Kami yelled up at him, “It is the east, and Juliet is a jerk!”
Our secondary characters are just as alive and personable as our protagonists. The dialogue between them all is humorous and invigorating. The one liners fly through here at a rapid pace but it’s not overdone. Brennan has found the perfect blend between the serious and the comical. It draws you in and makes you a part of their lives. Angela, Kami’s best friend, is hilarious as she follows Kami from adventure to adventure, all the while complaining the entire time.
Kami was accustomed to people thinking she was crazy.
"You’re crazy," said her best friend, Angela, as the bell rang…
"They said that about all the great visionaries," Kami informed her, hurrying down the hall to match Angela’s long-legged stride.
"You know who else they said it about?" Angela demanded. "All the actual crazy people."
Angela’s brother is like an adopted older brother who teaches self defense and watches out for Kami.. Kami’s father and brothers are just as exuberant as Kami and her Dad’s reaction to Kami and dating had me giggling.

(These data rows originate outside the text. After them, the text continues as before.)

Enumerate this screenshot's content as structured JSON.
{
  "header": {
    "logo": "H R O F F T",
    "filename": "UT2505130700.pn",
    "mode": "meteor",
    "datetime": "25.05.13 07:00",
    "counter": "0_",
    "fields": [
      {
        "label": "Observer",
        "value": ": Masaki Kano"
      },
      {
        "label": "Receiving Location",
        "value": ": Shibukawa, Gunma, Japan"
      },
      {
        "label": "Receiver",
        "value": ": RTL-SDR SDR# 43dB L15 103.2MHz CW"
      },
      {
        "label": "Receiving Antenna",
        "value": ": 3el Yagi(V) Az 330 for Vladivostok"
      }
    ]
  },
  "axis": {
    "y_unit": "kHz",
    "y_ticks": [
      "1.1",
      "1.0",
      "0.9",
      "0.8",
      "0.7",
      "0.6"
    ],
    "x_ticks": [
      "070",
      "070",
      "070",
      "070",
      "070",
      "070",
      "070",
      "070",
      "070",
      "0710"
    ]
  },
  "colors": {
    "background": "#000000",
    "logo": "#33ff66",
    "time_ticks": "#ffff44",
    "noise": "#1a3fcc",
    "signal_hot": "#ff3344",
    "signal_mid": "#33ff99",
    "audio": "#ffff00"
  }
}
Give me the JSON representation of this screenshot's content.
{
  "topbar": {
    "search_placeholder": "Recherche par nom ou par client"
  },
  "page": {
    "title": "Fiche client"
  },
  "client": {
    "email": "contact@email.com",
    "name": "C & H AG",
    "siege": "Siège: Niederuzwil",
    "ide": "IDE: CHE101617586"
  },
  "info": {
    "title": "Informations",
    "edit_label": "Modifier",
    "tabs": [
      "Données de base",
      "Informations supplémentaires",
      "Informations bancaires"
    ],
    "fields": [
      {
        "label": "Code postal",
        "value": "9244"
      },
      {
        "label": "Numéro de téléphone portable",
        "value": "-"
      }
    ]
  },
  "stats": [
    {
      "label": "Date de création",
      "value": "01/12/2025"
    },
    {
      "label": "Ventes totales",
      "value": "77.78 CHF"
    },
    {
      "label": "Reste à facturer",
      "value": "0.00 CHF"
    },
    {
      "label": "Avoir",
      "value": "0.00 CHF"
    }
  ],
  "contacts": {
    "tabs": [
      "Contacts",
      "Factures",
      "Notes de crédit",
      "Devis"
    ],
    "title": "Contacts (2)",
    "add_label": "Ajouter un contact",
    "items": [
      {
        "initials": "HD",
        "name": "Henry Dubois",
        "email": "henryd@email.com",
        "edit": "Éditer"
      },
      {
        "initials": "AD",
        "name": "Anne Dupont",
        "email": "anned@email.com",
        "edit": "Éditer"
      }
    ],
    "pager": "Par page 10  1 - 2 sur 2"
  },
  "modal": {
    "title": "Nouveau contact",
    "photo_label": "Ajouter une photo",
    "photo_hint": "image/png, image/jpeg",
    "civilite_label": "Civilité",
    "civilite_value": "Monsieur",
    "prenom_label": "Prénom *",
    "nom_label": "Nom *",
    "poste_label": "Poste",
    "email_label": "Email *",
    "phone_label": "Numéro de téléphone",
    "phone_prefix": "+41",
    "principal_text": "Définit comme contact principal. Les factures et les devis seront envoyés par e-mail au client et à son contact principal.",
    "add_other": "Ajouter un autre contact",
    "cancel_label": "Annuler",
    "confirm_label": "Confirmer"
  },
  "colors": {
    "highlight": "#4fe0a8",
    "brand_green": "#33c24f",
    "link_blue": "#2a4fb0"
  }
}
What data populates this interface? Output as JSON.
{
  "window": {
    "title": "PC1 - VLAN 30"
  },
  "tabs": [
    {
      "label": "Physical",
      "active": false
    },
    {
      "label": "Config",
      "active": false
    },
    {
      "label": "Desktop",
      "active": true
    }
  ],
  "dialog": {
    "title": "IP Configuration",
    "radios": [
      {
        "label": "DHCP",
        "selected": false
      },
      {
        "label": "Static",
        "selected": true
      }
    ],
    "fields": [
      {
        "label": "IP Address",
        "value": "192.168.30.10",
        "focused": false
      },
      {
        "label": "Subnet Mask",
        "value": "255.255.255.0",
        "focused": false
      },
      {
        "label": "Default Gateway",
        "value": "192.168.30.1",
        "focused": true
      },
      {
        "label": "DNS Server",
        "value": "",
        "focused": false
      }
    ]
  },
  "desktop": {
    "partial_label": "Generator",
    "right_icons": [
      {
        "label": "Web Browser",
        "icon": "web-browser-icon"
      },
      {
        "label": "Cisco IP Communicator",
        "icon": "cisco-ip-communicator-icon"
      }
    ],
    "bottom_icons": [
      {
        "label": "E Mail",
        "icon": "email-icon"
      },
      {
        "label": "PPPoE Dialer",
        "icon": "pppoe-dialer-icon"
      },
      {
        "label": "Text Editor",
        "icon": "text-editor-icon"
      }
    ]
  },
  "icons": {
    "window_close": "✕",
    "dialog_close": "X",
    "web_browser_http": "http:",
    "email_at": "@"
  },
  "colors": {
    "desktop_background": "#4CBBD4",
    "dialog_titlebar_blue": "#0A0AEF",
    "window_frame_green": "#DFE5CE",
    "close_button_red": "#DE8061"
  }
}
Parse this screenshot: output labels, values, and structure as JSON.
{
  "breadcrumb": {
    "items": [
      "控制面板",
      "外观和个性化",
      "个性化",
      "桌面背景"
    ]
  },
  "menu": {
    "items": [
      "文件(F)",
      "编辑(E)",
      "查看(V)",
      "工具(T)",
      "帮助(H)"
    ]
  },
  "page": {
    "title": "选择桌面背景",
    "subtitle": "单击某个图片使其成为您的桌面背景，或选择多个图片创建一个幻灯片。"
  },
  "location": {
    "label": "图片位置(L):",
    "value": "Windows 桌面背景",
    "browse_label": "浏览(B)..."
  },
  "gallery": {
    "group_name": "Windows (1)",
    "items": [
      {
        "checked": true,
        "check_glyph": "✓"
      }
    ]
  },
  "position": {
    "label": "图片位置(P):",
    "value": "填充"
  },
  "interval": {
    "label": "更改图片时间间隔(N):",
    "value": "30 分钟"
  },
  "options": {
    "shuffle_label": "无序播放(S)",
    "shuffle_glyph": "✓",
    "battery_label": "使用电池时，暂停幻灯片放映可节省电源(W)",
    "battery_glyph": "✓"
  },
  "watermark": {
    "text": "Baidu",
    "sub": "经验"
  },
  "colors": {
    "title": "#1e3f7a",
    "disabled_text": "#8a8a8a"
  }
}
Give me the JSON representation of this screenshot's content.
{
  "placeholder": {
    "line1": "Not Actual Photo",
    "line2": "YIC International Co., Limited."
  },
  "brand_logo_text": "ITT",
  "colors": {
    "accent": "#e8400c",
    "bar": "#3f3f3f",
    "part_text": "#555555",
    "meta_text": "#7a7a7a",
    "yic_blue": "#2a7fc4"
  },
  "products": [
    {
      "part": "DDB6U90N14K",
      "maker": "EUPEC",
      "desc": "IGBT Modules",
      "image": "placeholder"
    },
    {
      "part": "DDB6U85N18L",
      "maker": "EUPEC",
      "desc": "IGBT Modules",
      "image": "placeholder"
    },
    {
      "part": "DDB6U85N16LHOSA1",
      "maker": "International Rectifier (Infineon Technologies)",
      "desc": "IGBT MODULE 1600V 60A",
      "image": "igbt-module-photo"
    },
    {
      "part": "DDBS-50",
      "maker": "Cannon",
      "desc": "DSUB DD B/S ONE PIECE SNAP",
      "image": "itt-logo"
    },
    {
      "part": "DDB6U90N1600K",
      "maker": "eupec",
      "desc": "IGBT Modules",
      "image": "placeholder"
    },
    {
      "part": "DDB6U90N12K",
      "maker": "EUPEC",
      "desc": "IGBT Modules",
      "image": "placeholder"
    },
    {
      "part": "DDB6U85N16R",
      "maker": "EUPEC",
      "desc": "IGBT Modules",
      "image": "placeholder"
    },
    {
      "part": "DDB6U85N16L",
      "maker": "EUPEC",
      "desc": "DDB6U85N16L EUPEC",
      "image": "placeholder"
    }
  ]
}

“Is this true, Kami? Are you going out on a date?” Dad asked tragically. “Wearing that? Wouldn’t you fancy a shapeless cardigan instead? You rock a shapeless cardigan, honey.”
The main conflict is intriguing, once it gets rolling along. The revealing is slow as Brennan spends time setting the stage, introducing our characters and putting them in their proper places. Once the “scooby gang” begins investigating, the pace picks up considerably and I found myself as deeply committed to solving the mystery as they were. The climatic ending is further heightened by a super hanging cliffhanger. Ms. Brennan leaves us with a lot of questions including a major one *gasp* that pains me when I realize the next installment has over a year before release.